If anything, the situation has become more intractable, with the average drug shortage now lasting eight months to one year, said Fox, who has been tracking national shortages since 2001. "So these are not short-term things."
Fragile supply chain
Asked to explain the reason behind the drug shortages, Fox pointed to the increasing consolidation in the health care industry in recent years. "We used to have multiple suppliers and now these companies have bought and sold each other and now we only have one or two companies."
When one of the few companies left after consolidation experiences a manufacturing problem, which usually is the result of a quality issue, there are no other suppliers to make up the difference, Fox explained. "Our supply chain is very very fragile that way and so we end up with drug shortages."

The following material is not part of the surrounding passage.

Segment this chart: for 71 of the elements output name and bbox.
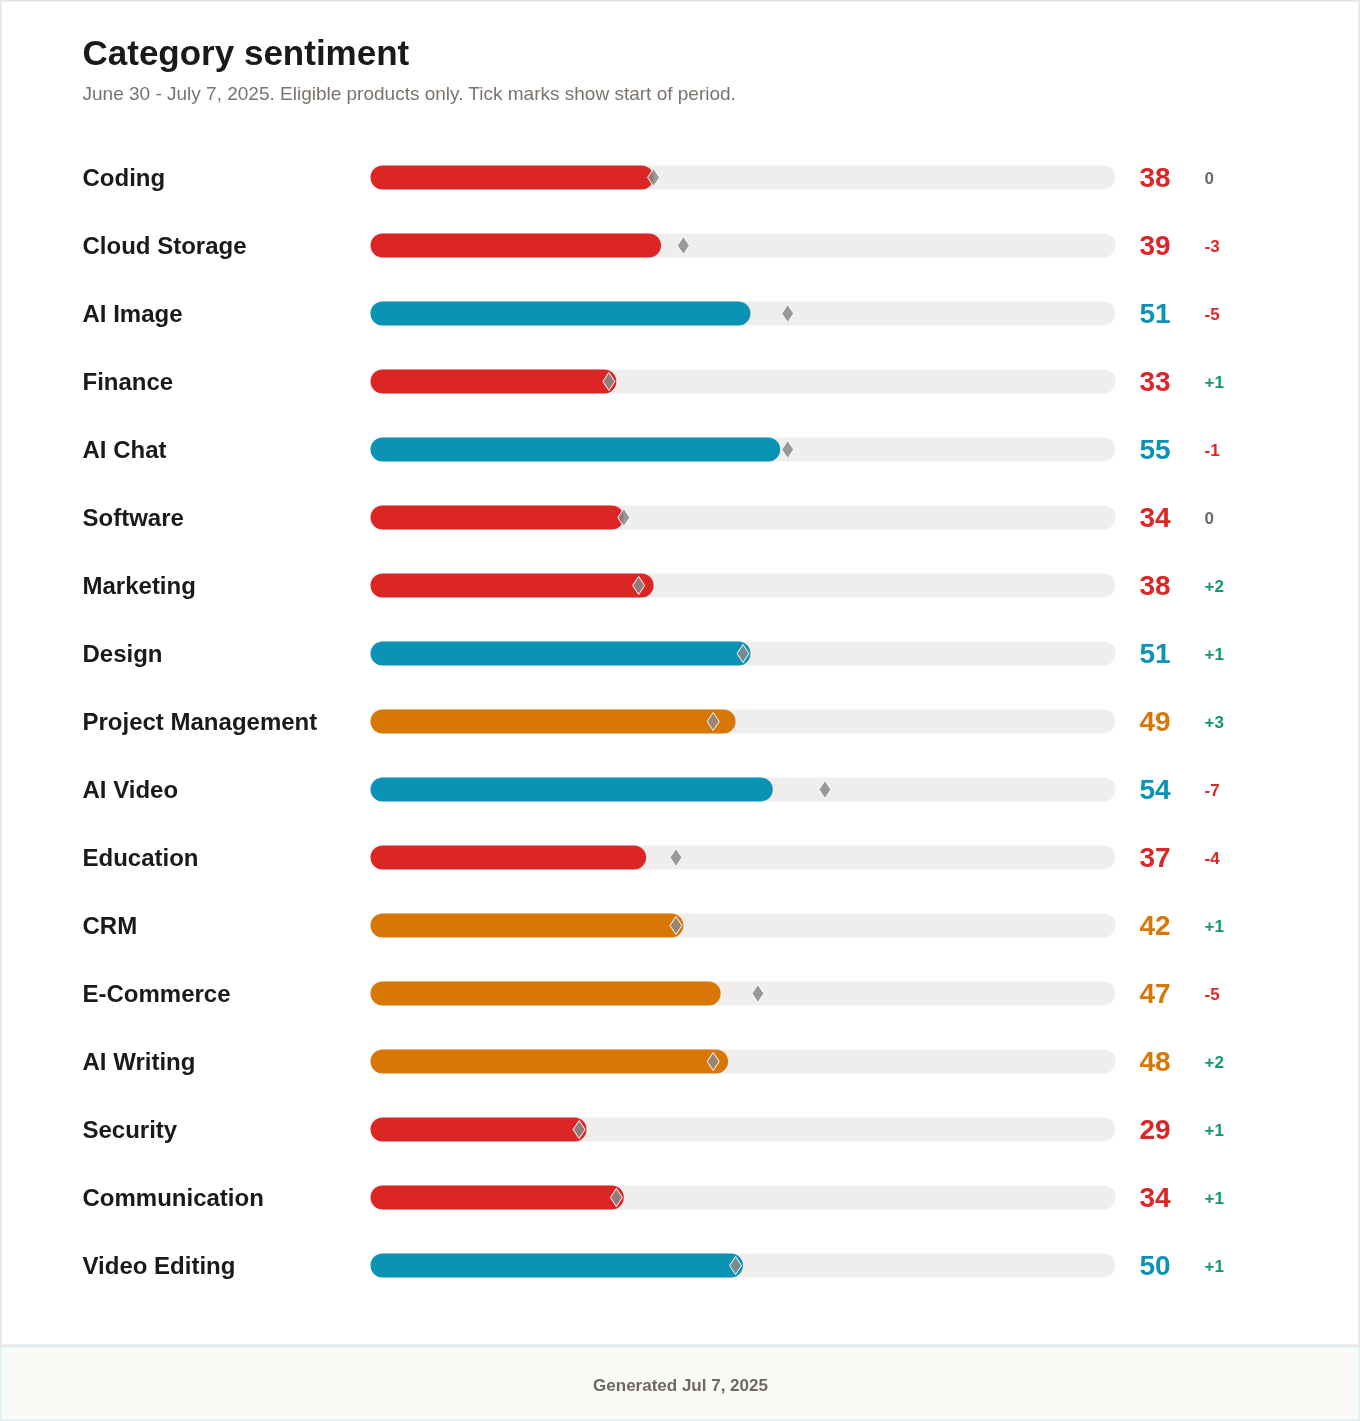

Fox offered some ideas for a solution to the drug shortage problems, saying that, for instance, when the government approves mergers of drug companies, the impact on public health should be taken into account.
What's more, she said, "our politicians could require that some products be considered critical infrastructure for our country, things like saline, and they could mandate that these companies have a business continuity plan and have some redundancies in their system if they chose to only have one single manufacturing plant for something so critical. It's almost a national security issue."